I just look at my current US passport and it says: "while in a foreign country, you are subject to its laws".
The naive idea of US embassy personnel will bail you out if/when you are in trouble = pipe dream. And some of the rights we taken for grant in the US are big no no in a few countries, such as assemble, speech, question the authority, etc.
You can request/demand to see the US consul but if the local cops won't let you, you are in deep doodoo.
<<------have been to a few countries and continents and always careful with oversea trips.
Come on, get a little informed before posting.
I could go do your research for you and get a nice summary of what the embassy will and will not do, but why shouldn't you do it yourself?
The embassy is not there to call the foreign head of state and say 'you have our citizen, we have guns and money, we can make a deal'.
It is there to monitor the situation, and sometimes to provide some communications assistance, to get more involved possibly if your rights are violated, and other things.
You think the embassy does nothing for, say, the Americans held in Iran?
There is speculation inside Iran that Mr. Bauer and Mr. Fattal will eventually be released after back-door negotiations with the United States.
Who do you think is doing those 'back-door negotiations'?
People keep posting things that are correct - 'the embassy doesn't avoid their laws, it doesn't get you special deals' - but missing what it does do.
For most cases, people are simply defendants in the foreign justice system, however much it is worse than the US system, and there's little for the embassy to do but keep a record.
But it can protest problems - not ones based on 'the foreign laws violate your rights if you were in America', but typically if they violate your rights under the foreign laws.
They might be able to help you understand some law, to help refer you to a lawyer, etc.
Where there are more politics, they might get more involved - and for Mexico, these Mexican defendant who are not getting their Vienna treaty rights are more political.
That's why Mexico went to the ICC about 51 of them including this case. It's why they are pushing the issue diplomatically - with the US State Department and Presidents agreeing.
When a country doesn't even have capital punishment for its own worst criminals, watching a foreign nation violate a treaty and execute people with suspicion they had a half-ass defense is probably going to upset them. Imagine if we had a treaty to protect Americans from, say, torture, and then the other government tortured them saying, 'sorry, the treaty only binds our federal government, not the local government, a 5-4 court ruling decided, and we asked them not to but they didn't listen. What can you do, darn states'.

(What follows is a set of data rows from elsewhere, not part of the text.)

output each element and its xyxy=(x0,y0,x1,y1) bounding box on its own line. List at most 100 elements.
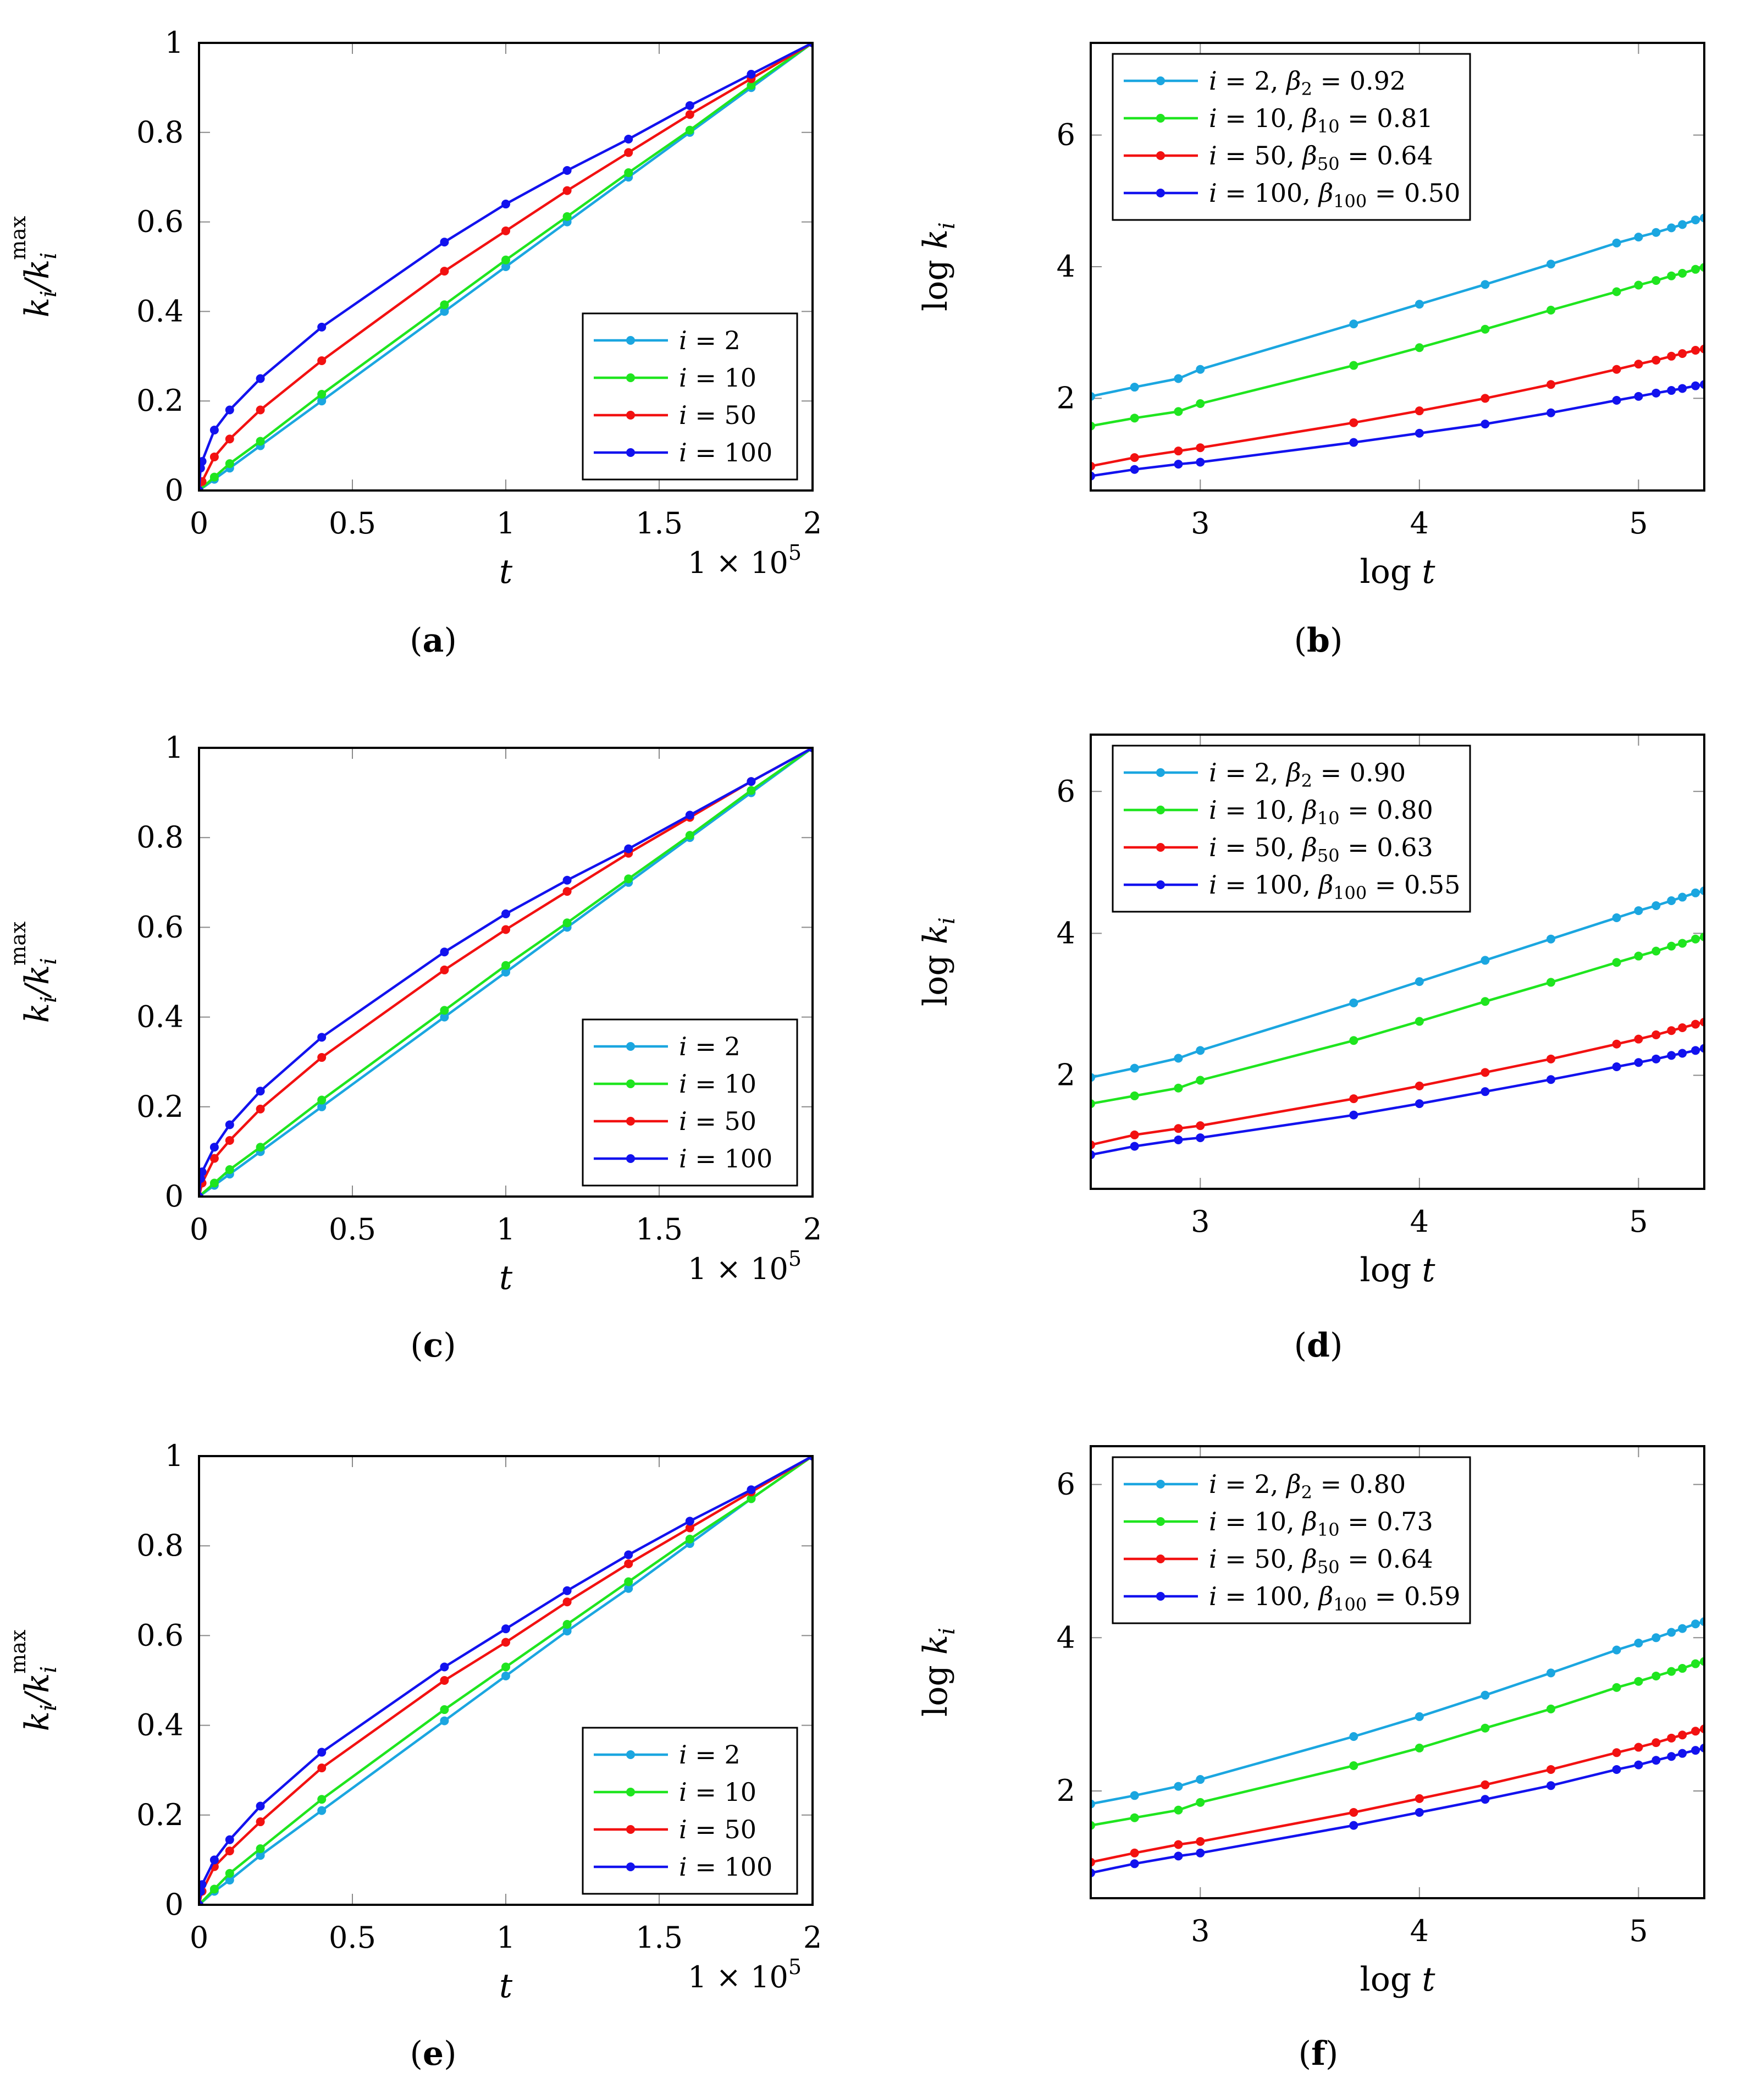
data-point xyxy=(501,909,510,918)
data-point xyxy=(1651,901,1661,911)
data-point xyxy=(685,101,694,110)
data-point xyxy=(1634,392,1643,401)
data-point xyxy=(199,1174,205,1183)
y-tick-label: 6 xyxy=(1057,774,1075,808)
data-point xyxy=(501,1662,510,1672)
legend-label: i = 10, β10 = 0.80 xyxy=(1209,795,1433,829)
legend-entry: i = 10 xyxy=(594,1777,756,1807)
data-point xyxy=(1678,349,1687,359)
data-point xyxy=(1196,1121,1205,1131)
panel-caption: (b) xyxy=(1294,621,1343,660)
data-point xyxy=(440,1676,449,1685)
data-point xyxy=(209,1154,219,1163)
y-axis-label: log ki xyxy=(916,222,960,311)
data-point xyxy=(624,1550,633,1559)
y-axis-label: ki/kimax xyxy=(6,922,62,1023)
y-tick-label: 0 xyxy=(165,473,184,508)
legend-label: i = 10 xyxy=(679,1069,756,1099)
data-point xyxy=(747,1485,756,1495)
data-point xyxy=(256,437,265,446)
data-point xyxy=(685,811,694,820)
data-point xyxy=(209,1884,219,1894)
data-point xyxy=(1415,1099,1424,1109)
legend-swatch-marker xyxy=(1156,1592,1165,1601)
legend: i = 2 i = 10 i = 50 i = 100 xyxy=(582,1727,798,1895)
series-i2 xyxy=(1091,1617,1704,1809)
series-line xyxy=(1091,1660,1704,1827)
data-point xyxy=(685,1523,694,1533)
legend-label: i = 100, β100 = 0.50 xyxy=(1209,178,1460,212)
x-tick-label: 3 xyxy=(1191,1204,1209,1239)
data-point xyxy=(440,238,449,247)
y-tick-label: 0.2 xyxy=(136,383,184,418)
data-point xyxy=(501,262,510,271)
data-point xyxy=(1349,1036,1358,1045)
legend-label: i = 2, β2 = 0.92 xyxy=(1209,66,1406,100)
data-point xyxy=(225,1165,234,1175)
data-point xyxy=(1415,428,1424,438)
data-point xyxy=(1481,1723,1490,1733)
data-point xyxy=(1667,386,1676,395)
x-tick-label: 3 xyxy=(1191,1914,1209,1948)
data-point xyxy=(256,374,265,383)
legend-entry: i = 50 xyxy=(594,1815,756,1844)
data-point xyxy=(1196,399,1205,408)
x-tick-label: 5 xyxy=(1629,1204,1648,1239)
data-point xyxy=(1612,1765,1621,1774)
data-point xyxy=(317,1806,327,1815)
data-point xyxy=(1651,1738,1661,1748)
data-point xyxy=(1651,1633,1661,1642)
data-point xyxy=(1130,1142,1139,1151)
data-point xyxy=(1481,1690,1490,1700)
data-point xyxy=(1651,1054,1661,1063)
data-point xyxy=(562,887,572,896)
data-point xyxy=(1349,1761,1358,1770)
legend-entry: i = 100 xyxy=(594,438,772,467)
legend-swatch-marker xyxy=(626,1825,635,1834)
y-axis-label: log ki xyxy=(916,1628,960,1717)
y-tick-label: 4 xyxy=(1057,1620,1075,1655)
legend-swatch-marker xyxy=(1156,114,1165,123)
data-point xyxy=(1349,998,1358,1007)
data-point xyxy=(1349,1110,1358,1120)
legend-entry: i = 100, β100 = 0.50 xyxy=(1124,178,1460,212)
legend-swatch-marker xyxy=(626,1079,635,1088)
data-point xyxy=(562,166,572,175)
data-point xyxy=(1546,1054,1555,1063)
data-point xyxy=(1667,1628,1676,1637)
data-point xyxy=(1130,1791,1139,1800)
legend-entry: i = 50, β50 = 0.64 xyxy=(1124,141,1433,174)
data-point xyxy=(1691,1046,1700,1055)
x-tick-label: 0 xyxy=(190,1920,208,1955)
data-point xyxy=(1130,1130,1139,1139)
data-point xyxy=(1130,1091,1139,1100)
data-point xyxy=(256,1844,265,1853)
data-point xyxy=(1130,1063,1139,1073)
data-point xyxy=(1546,978,1555,987)
data-point xyxy=(1651,1671,1661,1680)
data-point xyxy=(256,405,265,415)
data-point xyxy=(1612,1062,1621,1072)
data-point xyxy=(624,1559,633,1568)
data-point xyxy=(225,1847,234,1856)
data-point xyxy=(1612,1683,1621,1692)
x-scale-multiplier: 1 × 105 xyxy=(688,1955,802,1994)
data-point xyxy=(1349,1094,1358,1104)
data-point xyxy=(624,874,633,884)
data-point xyxy=(440,1662,449,1672)
data-point xyxy=(317,1033,327,1042)
y-tick-label: 0 xyxy=(165,1179,184,1214)
y-tick-label: 0 xyxy=(165,1887,184,1922)
data-point xyxy=(1349,438,1358,447)
series-line xyxy=(199,748,813,1197)
data-point xyxy=(256,1851,265,1860)
legend-label: i = 10 xyxy=(679,1777,756,1807)
data-point xyxy=(1130,1859,1139,1868)
legend-swatch-marker xyxy=(626,1042,635,1051)
data-point xyxy=(1174,374,1183,383)
tick-marks xyxy=(1091,1446,1704,1898)
data-point xyxy=(1651,388,1661,398)
plot-area xyxy=(199,43,813,490)
panel-caption: (f) xyxy=(1299,2035,1339,2073)
data-point xyxy=(1667,223,1676,233)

'Oh, we had a federal bill to enforce the treaty, but our federal legislature voted it down twice. So, ya, the treaty promise we made is pretty worthless. Oh well.'
'Oh, and the fact the ICC, the international court for this, ruled that our government had to follow the treaty? Well, we agree, but our court said they don't get to tell us that.'
Ya, it's pretty shaky ground for following our agreements at that point. It's easy to see why they and other countries are upset.
If Texas had not refused to notify embassy when they learned this defendant was a Mexican citizen, probably nothing would have changed as far as his being found guilty, and possibly even the sentence; and if it had changed, it would only been for the right reasons that our system found it should, because the embassy helped with resources of some sort that gave him a fair trial. Either way, it's nothing for us to complain about.
It's sad how many people are so clueless about why countries should have contact with their citizens in other countries, and simply seem to 'hate illegals' so they say 'screw em'.
Any rights violations get the same response - 'he was a bad murderer so screw his rights'.
Like our right to convict and execute him isn't enough - where is the line drawn on how we can violate his rights? No lawyer? Torture him? Have guards rape him with objects? (Hey, he raped that girl, so that's justice). Why not put his family in jail too? (He hurt that girl's family, so we'll hurt his). That mentality could justify all these things.
There isn't going to be 'justice' whatever is done, because justice is for the crime not to have been committed. Nothing provides 'justice' in response, including execution.
But they can try to have some part of 'justice' - and that includes some rights on both sides.
While these Iranian hikers are getting more embassy assistance, there are plenty of Americans sitting in foreign jails with almost none - because they did not have their rights under the foreign laws violated. Some are even executed in those few countries who still kill people. The embassy doesn't prevent that, unless it feels their rights under that country's laws, and that includes treaties, are violated, in which case it can do anything from a diplomatic complaint to suggesting we go to war over it.
Hasn't happened, but it's theoretically possible, in an egregious case. Think the American hostages in Iran under Carter, who the new Iranian government could view as 'criminals'.
They had served in ways supporting the Shah, a dictator, who tyrannized the people, who had been put in place by the US in the first place - we've certainly treated people like criminals for far less. When we've had 'regime change' in places like Iraq or Afghanistan, simply having served in the government for the previous leaders - the Taliban, the Baath party - was enough to put you at risk for punishment.